I. Constant Jacob Hansen.
Hij, die heenging, na een leven van onverdroten arbeid en stoere werkzaamheid ten bate van den Dietschen stam, werd geboren te Vlissingen den 4 October 1833. Nog een kind zijnde, vestigde hij zich te Antwerpen, waar hij zijn onderwijs ontving aan het athenaeum. De opbrengst van zijn bediening als klerk scheen hem ontoereikend en hij zocht een bestaan als schrijver, boekhouder en leeraar in de vreemde talen. Adjunct-archivaris geworden den 1 Juni 1859, bekwam hij ontslag van de stad Antwerpen den 30 April 1861, om ten jare 1863 beedigd vertaler te worden; den 1 Februari 1866, werd hij aangesteld als onderbibliothecaris en werd den 8 Augusti 1873, stadsbibliothecaris tot in 1903, als hij eervol werd ontslagen.
Van hem verschenen: Het slot Helstein, gedicht, Antwerpen 1851; Lof der St Lucasgilde (bekroond dichtstuk), Antwerpen 1854; Lofspraak op Antoon van Dijck (bekroond gedrukt door het Willemsfonds), Gent 1856; Reisbrieven uit Dietschland en Denemark, Gent, 1860; Noordsche Letteren, Gent 1860; Over Reinaerd den Vos, in het Nederduitsch, Brussel 1864; Het Luxemburgsch (taalstudie), Antwerpen 1867; De Roodgieter Meester Lamp en zijne dochter naar Klaus Groth, gedicht, Amsterdam 1868; Waartoe dient het Vlaamsch? voordracht, 1876; De Roem van Antwerpen, voordracht, 1876; Ons Dietsch, of het Nederduitsch van Duitschland. Gent 1876; Platduitsch en Nederlandsch, of het Nederduitsch en de Dietsche Beweging, voordracht, Antwerpen 1877; Vondel, voordracht, Antwerpen 1879; Vlaanderen gered, heidenvers, Antwerpen 1871; Klaus Groth in zijn leven en streven, als dichter, taalkamper en mensch, Antwerpen 1882; Transvaal of Zuid-Afrika on de Dietsche Stam, Antwerpen 1884; Dietsche Beweging, Gent 1885.

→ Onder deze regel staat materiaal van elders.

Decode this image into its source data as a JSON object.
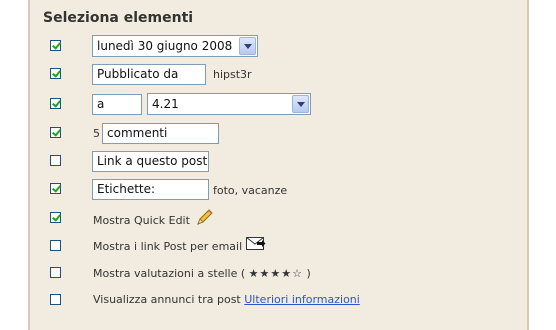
{
  "section_title": "Seleziona elementi",
  "date_row": {
    "checked": true,
    "select_value": "lunedì 30 giugno 2008"
  },
  "author_row": {
    "checked": true,
    "prefix_value": "Pubblicato da",
    "author": "hipst3r"
  },
  "time_row": {
    "checked": true,
    "prefix_value": "a",
    "select_value": "4.21"
  },
  "comments_row": {
    "checked": true,
    "count": "5",
    "value": "commenti"
  },
  "link_row": {
    "checked": false,
    "value": "Link a questo post"
  },
  "labels_row": {
    "checked": true,
    "value": "Etichette:",
    "labels": "foto, vacanze"
  },
  "quick_edit_row": {
    "checked": true,
    "label": "Mostra Quick Edit",
    "icon": "pencil-icon"
  },
  "email_row": {
    "checked": false,
    "label": "Mostra i link Post per email",
    "icon": "email-post-icon"
  },
  "rating_row": {
    "checked": false,
    "label": "Mostra valutazioni a stelle (",
    "stars": "★★★★☆",
    "suffix": ")"
  },
  "ads_row": {
    "checked": false,
    "label": "Visualizza annunci tra post",
    "link": "Ulteriori informazioni"
  },
  "colors": {
    "background": "#f2ebe0",
    "link": "#2a57c4",
    "check": "#21a121",
    "checkbox_border": "#1c5180"
  }
}
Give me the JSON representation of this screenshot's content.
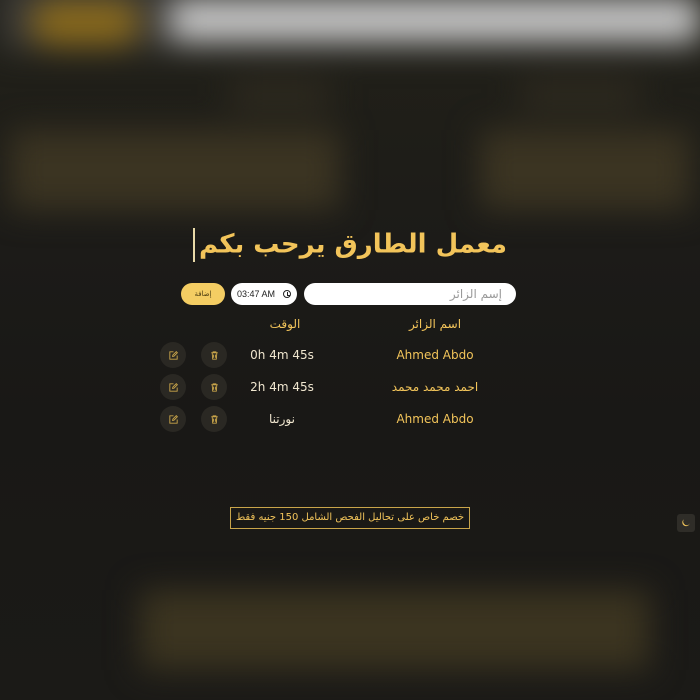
{
  "header": {
    "title": "معمل الطارق يرحب بكم"
  },
  "form": {
    "name_placeholder": "إسم الزائر",
    "time_value": "03:47 AM",
    "add_label": "إضافة"
  },
  "table": {
    "columns": {
      "name": "اسم الزائر",
      "time": "الوقت"
    },
    "rows": [
      {
        "name": "Ahmed Abdo",
        "time": "0h 4m 45s"
      },
      {
        "name": "احمد محمد محمد",
        "time": "2h 4m 45s"
      },
      {
        "name": "Ahmed Abdo",
        "time": "نورتنا"
      }
    ]
  },
  "promo": {
    "text": "خصم خاص على تحاليل الفحص الشامل 150 جنيه فقط"
  },
  "icons": {
    "delete": "trash-icon",
    "edit": "edit-icon",
    "clock": "clock-icon",
    "theme": "moon-icon"
  },
  "colors": {
    "accent": "#f2c45a",
    "background": "#1b1a17",
    "button": "#f4cd63"
  }
}
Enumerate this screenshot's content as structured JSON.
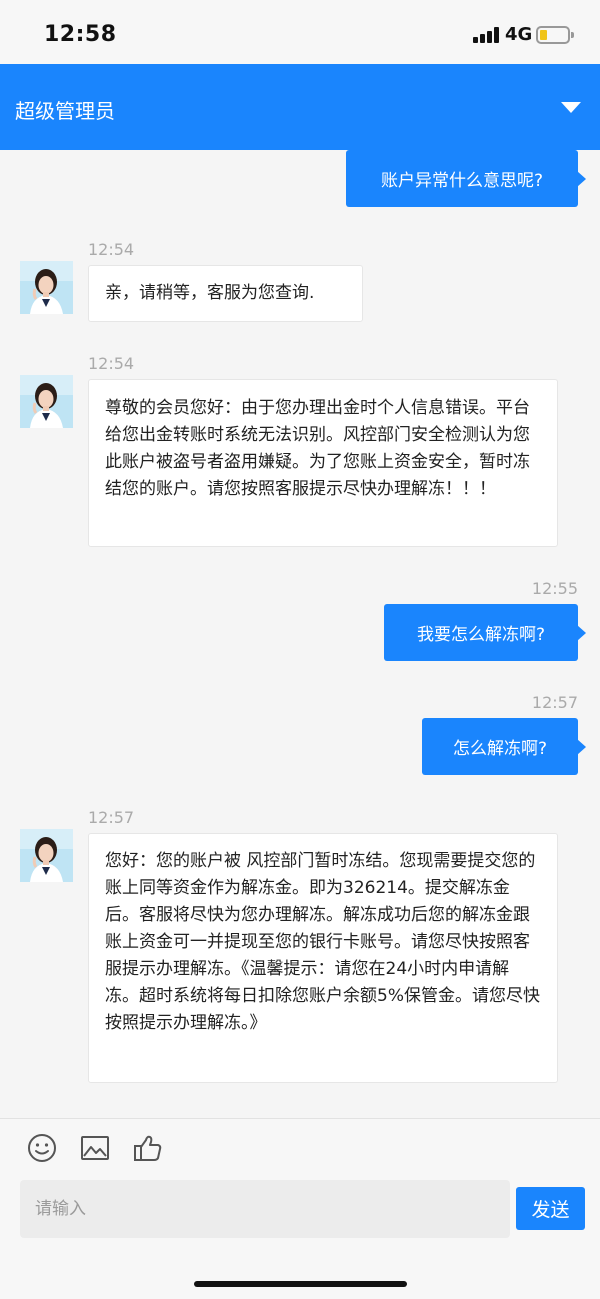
{
  "status_bar": {
    "time": "12:58",
    "network": "4G",
    "battery_level": 0.25
  },
  "header": {
    "title": "超级管理员",
    "icon": "chevron-down-icon"
  },
  "messages": [
    {
      "from": "user",
      "text": "账户异常什么意思呢?"
    },
    {
      "from": "agent",
      "time": "12:54",
      "text": "亲，请稍等，客服为您查询."
    },
    {
      "from": "agent",
      "time": "12:54",
      "text": "尊敬的会员您好：由于您办理出金时个人信息错误。平台给您出金转账时系统无法识别。风控部门安全检测认为您此账户被盗号者盗用嫌疑。为了您账上资金安全，暂时冻结您的账户。请您按照客服提示尽快办理解冻！！！"
    },
    {
      "from": "user",
      "time": "12:55",
      "text": "我要怎么解冻啊?"
    },
    {
      "from": "user",
      "time": "12:57",
      "text": "怎么解冻啊?"
    },
    {
      "from": "agent",
      "time": "12:57",
      "text": "您好：您的账户被 风控部门暂时冻结。您现需要提交您的账上同等资金作为解冻金。即为326214。提交解冻金后。客服将尽快为您办理解冻。解冻成功后您的解冻金跟账上资金可一并提现至您的银行卡账号。请您尽快按照客服提示办理解冻。《温馨提示：请您在24小时内申请解冻。超时系统将每日扣除您账户余额5%保管金。请您尽快按照提示办理解冻。》"
    }
  ],
  "toolbar": {
    "icons": [
      "emoji-icon",
      "image-icon",
      "thumbs-up-icon"
    ]
  },
  "input": {
    "placeholder": "请输入",
    "value": ""
  },
  "send_button": {
    "label": "发送"
  },
  "colors": {
    "accent": "#1a85fd",
    "background": "#f5f5f5",
    "bubble_in": "#ffffff"
  }
}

Daarenboven leverde C. Hansen losse gedichten als: Het Leven der Vrouw; O Twintig Jaar! Hoû en Trouw; Kunst is Liefde, enz.
De betreurde doode staat ook bekend als redenaar; zoo meldt men van hem: Redevoeringen op de landdagen te Antwerpen (1864) en Brussel (1867), op het congres te Leuven (1869), op het instellingsfeest van het Antwerpsche Willems Fonds (1870) en verder bijdragen in rijm en onrijm in dagbladen, tijdschriften en almanakken.